Otro intervalo sin palabras. Finalmente Eugenia estalló.

—Eran pacientes que solía atender por problemas graves, casos sin salida. Yo ya estaba desesperada, no podía curarlas y se estaban volviendo un verdadero peligro.Una acuchilló a su abuela dejándola en coma, otra había dejado tres hijos sin comida solos en la casa durante dos días, los nenes casi mueren.

—Falta una —acotó Rodrigo con miedo a la respuesta.

—La primera, esa quiso matarme a mí.

Eugenia se derrumbó en la silla mientras él lloraba sin parar.

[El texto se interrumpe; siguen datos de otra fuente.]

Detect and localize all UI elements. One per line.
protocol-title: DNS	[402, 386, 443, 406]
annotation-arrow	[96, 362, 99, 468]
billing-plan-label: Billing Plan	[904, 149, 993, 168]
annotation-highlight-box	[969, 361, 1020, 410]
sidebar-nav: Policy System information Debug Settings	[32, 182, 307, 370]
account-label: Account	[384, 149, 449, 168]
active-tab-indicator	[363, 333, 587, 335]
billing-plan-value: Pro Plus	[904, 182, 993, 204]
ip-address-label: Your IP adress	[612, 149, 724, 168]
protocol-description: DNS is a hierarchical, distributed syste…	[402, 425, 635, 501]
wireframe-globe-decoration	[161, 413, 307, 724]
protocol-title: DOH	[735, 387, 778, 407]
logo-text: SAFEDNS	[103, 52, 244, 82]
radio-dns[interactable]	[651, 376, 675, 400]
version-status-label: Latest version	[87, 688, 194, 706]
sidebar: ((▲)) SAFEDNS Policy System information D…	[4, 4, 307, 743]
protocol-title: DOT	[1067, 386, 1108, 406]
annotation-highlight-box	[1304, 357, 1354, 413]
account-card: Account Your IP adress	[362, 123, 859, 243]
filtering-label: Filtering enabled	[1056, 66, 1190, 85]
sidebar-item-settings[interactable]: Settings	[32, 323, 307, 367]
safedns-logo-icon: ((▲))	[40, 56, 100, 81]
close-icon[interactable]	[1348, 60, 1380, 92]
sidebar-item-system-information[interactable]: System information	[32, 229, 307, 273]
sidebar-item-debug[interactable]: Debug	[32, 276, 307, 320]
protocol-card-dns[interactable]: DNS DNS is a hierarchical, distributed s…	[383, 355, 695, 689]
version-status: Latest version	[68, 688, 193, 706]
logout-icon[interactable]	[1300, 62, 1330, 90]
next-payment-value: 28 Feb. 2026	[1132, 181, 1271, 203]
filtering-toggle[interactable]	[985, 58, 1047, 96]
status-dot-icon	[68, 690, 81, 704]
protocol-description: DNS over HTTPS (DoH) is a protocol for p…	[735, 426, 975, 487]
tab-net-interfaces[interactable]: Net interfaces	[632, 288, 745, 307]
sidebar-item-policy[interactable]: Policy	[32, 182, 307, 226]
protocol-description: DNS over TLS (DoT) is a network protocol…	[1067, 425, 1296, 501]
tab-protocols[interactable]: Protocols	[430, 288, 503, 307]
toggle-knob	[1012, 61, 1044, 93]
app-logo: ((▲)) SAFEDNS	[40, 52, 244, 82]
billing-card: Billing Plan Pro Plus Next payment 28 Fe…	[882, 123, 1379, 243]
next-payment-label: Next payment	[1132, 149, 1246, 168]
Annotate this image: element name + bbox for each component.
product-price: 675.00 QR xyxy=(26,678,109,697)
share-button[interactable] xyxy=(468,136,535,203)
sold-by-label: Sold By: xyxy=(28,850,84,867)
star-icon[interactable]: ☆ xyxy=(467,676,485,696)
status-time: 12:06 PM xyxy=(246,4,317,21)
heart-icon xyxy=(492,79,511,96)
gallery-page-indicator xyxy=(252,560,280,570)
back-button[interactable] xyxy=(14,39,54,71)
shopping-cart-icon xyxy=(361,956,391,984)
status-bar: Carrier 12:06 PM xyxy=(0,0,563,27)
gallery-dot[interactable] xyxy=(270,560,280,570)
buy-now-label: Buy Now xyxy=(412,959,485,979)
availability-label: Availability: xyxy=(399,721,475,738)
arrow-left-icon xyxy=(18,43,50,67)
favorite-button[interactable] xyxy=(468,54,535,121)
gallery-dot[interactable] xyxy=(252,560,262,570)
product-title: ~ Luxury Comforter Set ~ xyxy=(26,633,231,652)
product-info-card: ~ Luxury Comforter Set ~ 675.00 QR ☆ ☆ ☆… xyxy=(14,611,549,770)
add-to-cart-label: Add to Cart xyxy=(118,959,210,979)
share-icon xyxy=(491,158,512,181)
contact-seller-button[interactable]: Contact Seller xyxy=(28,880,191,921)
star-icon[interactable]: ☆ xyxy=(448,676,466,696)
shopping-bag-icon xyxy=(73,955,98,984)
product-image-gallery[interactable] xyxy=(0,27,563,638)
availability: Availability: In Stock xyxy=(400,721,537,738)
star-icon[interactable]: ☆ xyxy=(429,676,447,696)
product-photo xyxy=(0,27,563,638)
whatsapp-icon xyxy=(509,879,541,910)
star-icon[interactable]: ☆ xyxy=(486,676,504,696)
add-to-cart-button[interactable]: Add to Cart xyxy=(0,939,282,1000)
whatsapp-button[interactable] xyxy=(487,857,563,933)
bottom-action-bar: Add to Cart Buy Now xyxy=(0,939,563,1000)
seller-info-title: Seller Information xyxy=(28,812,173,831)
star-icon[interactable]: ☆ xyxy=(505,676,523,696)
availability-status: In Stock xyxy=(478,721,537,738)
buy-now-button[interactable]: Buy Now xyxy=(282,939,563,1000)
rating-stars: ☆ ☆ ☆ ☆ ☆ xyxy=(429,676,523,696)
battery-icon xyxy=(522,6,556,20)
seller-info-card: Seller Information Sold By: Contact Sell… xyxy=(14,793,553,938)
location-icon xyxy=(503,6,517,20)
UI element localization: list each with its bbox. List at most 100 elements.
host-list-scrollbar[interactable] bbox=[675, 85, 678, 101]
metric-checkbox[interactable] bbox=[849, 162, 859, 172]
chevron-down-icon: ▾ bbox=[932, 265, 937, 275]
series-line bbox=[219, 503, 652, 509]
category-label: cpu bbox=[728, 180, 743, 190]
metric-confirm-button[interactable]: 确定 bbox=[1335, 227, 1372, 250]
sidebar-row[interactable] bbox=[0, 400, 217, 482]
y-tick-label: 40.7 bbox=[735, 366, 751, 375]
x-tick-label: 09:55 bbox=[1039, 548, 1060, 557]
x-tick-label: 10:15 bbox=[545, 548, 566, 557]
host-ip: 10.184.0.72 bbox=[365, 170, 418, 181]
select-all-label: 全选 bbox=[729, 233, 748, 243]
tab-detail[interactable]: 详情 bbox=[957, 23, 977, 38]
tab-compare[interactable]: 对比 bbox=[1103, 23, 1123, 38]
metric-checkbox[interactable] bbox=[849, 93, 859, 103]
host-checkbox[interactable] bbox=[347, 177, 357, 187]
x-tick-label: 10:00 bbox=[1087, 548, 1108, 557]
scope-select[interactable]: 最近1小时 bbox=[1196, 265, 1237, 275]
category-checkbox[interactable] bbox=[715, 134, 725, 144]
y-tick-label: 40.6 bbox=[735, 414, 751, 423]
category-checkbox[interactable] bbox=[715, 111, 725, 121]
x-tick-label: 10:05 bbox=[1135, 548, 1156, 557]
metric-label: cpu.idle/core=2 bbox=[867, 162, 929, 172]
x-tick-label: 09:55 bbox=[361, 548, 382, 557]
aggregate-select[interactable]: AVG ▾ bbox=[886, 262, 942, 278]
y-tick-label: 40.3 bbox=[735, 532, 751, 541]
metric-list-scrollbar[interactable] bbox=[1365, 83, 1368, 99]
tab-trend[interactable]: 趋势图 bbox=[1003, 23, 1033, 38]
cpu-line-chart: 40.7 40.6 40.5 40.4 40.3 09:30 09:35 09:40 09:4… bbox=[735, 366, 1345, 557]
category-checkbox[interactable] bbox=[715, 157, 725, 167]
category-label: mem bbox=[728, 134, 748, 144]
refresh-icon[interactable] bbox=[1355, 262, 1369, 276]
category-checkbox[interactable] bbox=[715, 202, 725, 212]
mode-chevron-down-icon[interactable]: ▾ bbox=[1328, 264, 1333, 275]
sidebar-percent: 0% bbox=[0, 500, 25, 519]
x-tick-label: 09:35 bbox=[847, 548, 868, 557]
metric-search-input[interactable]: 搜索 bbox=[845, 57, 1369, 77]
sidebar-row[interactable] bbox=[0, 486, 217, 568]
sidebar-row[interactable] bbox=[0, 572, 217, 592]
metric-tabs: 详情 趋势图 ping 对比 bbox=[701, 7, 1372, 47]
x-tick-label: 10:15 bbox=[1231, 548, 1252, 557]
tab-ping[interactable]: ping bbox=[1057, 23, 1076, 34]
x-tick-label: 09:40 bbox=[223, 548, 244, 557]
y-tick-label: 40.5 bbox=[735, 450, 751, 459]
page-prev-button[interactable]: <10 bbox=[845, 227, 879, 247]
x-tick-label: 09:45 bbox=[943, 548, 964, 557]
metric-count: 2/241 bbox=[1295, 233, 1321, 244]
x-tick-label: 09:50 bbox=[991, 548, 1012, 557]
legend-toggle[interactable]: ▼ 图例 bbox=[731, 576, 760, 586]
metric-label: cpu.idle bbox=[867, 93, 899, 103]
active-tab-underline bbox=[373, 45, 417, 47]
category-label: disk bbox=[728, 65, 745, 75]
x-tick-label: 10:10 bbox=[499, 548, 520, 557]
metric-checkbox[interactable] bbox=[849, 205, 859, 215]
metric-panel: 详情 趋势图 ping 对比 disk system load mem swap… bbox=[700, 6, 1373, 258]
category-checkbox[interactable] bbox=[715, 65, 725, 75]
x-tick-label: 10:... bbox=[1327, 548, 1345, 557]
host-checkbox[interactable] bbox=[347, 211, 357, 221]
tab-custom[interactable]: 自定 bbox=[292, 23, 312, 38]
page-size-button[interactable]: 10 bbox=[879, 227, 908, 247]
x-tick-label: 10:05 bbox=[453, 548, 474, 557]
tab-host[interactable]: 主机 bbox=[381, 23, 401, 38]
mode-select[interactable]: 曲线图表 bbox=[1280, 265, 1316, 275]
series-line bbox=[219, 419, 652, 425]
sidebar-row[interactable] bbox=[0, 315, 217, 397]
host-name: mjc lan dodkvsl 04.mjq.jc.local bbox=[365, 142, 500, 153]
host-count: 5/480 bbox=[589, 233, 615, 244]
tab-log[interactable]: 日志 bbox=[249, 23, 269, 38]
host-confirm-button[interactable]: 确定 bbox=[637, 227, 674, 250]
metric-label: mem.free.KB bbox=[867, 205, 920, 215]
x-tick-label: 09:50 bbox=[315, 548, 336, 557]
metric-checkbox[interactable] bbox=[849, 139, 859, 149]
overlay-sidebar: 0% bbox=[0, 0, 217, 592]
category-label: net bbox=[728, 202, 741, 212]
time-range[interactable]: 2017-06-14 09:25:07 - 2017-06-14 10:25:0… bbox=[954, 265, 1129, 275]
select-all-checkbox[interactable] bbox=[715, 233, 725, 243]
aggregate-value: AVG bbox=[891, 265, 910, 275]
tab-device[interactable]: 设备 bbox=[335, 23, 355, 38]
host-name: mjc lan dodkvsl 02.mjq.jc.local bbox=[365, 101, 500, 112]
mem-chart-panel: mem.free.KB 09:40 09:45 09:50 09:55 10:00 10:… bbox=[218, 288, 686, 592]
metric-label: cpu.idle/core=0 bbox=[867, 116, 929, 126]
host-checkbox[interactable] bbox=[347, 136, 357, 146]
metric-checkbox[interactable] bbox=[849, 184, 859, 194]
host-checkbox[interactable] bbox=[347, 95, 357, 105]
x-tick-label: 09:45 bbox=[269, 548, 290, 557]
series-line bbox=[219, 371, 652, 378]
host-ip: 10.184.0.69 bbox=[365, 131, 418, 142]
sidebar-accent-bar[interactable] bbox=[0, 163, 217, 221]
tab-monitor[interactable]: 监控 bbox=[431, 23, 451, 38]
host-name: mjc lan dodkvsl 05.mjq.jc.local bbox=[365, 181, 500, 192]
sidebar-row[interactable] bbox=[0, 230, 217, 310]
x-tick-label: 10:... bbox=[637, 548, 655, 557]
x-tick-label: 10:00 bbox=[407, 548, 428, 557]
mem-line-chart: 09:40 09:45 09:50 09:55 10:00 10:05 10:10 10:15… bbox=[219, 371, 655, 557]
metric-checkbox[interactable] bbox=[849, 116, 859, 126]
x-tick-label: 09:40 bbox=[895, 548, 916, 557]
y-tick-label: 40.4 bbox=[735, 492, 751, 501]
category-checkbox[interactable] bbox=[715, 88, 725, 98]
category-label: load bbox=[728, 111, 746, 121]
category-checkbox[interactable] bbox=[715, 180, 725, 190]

—Ella estaba demasiado nerviosa, por eso fuimos al parque en mi auto y le di un calmante fuerte. Cuando se iba adormeciendo sacó unas tijeras que llevaba escondidas en el bolsillo, como ya no tenía fuerzas quedó en eso y nada más. Yo estaba asustada, si despertaba lo volvería a intentar. Así que fui a un lugar más oculto y…

—La soga —completó él.

No hubo respuesta. Ya no era necesaria. Aunque todavía existía un detalle escalofriante por develar.

—¿Y los dedos?

—Eran casos perdidos. Nunca se hicieron cargo de sus problemas, siempre acusando a los demás. Sin dedo ya no se puede señalar a nadie.

Sumergido en el horror provocado por el relato, Rodrigo se dispuso a llamar al oficial de investigaciones que le había dejado su tarjeta. Se dirigió hacia el escritorio donde estaba el teléfono fijo pensando en cómo le diría a sus hijos todo lo que estaba pasando. Jamás llegó a destino, las luces se apagaron.

Al cabo de un rato él despertó con un fuerte dolor en la nuca; Eugenia ya no estaba, la conservadora tampoco. Se incorporó hasta alcanzar el aparato, marcando el número con dificultad.

Para cuando los hijos llegaron ya la Policía estaba presente en la casa de Rodrigo Heller, tanto alboroto sólo aportaba confusión y nerviosismo. Con una bolsa de hielo en su cabeza intentó explicarles que su madre estaba prófuga, siendo buscada por el asesinato de las tres chicas.

Antes de la medianoche un agente llegó para comunicar que habían encontrado el auto de Eugenia volcado a pocos kilómetros de allí. Su cuerpo yacía inerte. La desolación invadió aquel hogar que solía ser el refugio de una familia feliz.

Los comentarios y reportes de los medios durante los siguientes días invadieron la ciudad de Federal, un pequeño rincón del mundo poco acostumbrado a tales sucesos. No hubo alternativas cuando Rodrigo y sus hijos decidieron que ese lugar ya no era cálido para ellos. Se marcharon cerca de fin de año, cuando la gente se prepara para las fiestas y el espíritu navideño distrae la atención,mitigando también el profundo dolor que la muerte había dejado por esos pagos.